SECOND: Mitigating Perceptual Hallucination in Vision-Language Models via Selective and Contrastive Decoding

Abstract

Despite significant advancements in Vision-Language Models (VLMs), the performance of existing VLMs remains hindered by object hallucination, a critical challenge to achieving accurate visual understanding. To address this issue, we propose SECOND: Selective and Contrastive Decoding, a novel approach that enables VLMs to effectively leverage multi-scale visual information with an object-centric manner, closely aligning with human visual perception.

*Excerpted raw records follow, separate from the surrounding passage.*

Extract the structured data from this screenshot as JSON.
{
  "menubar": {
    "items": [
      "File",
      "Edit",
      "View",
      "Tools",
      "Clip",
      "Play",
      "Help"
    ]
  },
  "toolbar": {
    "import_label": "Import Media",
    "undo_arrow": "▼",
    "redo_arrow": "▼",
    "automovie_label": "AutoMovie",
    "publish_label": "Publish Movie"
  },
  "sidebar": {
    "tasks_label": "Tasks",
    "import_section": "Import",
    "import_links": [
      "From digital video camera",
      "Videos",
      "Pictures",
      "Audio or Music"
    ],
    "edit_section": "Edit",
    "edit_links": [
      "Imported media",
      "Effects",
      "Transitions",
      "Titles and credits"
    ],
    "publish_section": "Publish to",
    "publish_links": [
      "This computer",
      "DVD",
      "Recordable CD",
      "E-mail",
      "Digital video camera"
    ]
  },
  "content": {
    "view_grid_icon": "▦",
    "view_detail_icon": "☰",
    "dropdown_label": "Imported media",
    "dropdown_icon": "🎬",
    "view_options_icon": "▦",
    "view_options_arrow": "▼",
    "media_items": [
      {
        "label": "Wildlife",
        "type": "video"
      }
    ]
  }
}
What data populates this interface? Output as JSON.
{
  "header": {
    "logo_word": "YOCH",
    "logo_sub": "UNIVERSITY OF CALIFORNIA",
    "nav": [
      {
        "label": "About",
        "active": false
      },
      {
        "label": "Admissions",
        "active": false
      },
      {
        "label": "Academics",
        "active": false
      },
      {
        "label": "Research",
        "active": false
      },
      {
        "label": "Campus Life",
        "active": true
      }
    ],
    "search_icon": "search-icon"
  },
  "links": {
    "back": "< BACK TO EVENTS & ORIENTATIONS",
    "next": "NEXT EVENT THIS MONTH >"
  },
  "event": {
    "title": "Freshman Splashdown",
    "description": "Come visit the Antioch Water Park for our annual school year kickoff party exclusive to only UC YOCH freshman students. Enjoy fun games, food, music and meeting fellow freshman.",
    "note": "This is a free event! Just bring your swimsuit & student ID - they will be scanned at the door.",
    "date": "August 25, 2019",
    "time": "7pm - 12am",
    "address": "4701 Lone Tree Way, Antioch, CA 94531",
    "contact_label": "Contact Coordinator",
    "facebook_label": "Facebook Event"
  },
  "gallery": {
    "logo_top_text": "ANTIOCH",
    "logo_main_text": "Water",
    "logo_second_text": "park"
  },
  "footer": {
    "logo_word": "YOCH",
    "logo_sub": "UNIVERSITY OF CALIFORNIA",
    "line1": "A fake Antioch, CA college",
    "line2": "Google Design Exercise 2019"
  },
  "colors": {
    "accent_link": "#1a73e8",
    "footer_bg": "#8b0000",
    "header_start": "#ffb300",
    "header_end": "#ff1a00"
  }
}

SECOND progressively selects and integrates multi-scale visual information, facilitating a more precise interpretation of images. By contrasting these visual information iteratively, SECOND significantly reduces perceptual hallucinations and outperforms a wide range of benchmarks. Our theoretical analysis and experiments highlight the largely unexplored potential of multi-scale application in VLMs, showing that prioritizing and contrasting across scales outperforms existing methods.

Motivation

Comparison of patch usage between baseline VLM and SECOND — Figure 1. Unlike uniform patch usage in baselines, SECOND selectively accumulates object-relevant patches while suppressing background noise.

VLMs often suffer from perceptual hallucination, mainly because they uniformly integrate multi-scale patches, mixing object signals with background noise. Inspired by human coarse-to-fine perception, SECOND tackles this by selectively keeping salient patches and enforcing contrastive consistency between coarse and fine stages.

Method

SECOND (Selective and Contrastive Decoding) is a training-free multi-stage framework designed to mitigate perceptual hallucinations in Vision-Language Models (VLMs). SECOND combines selective multi-scale feature integration with multi-stage contrastive decoding to progressively refine object-centric representations and suppress hallucinated outputs.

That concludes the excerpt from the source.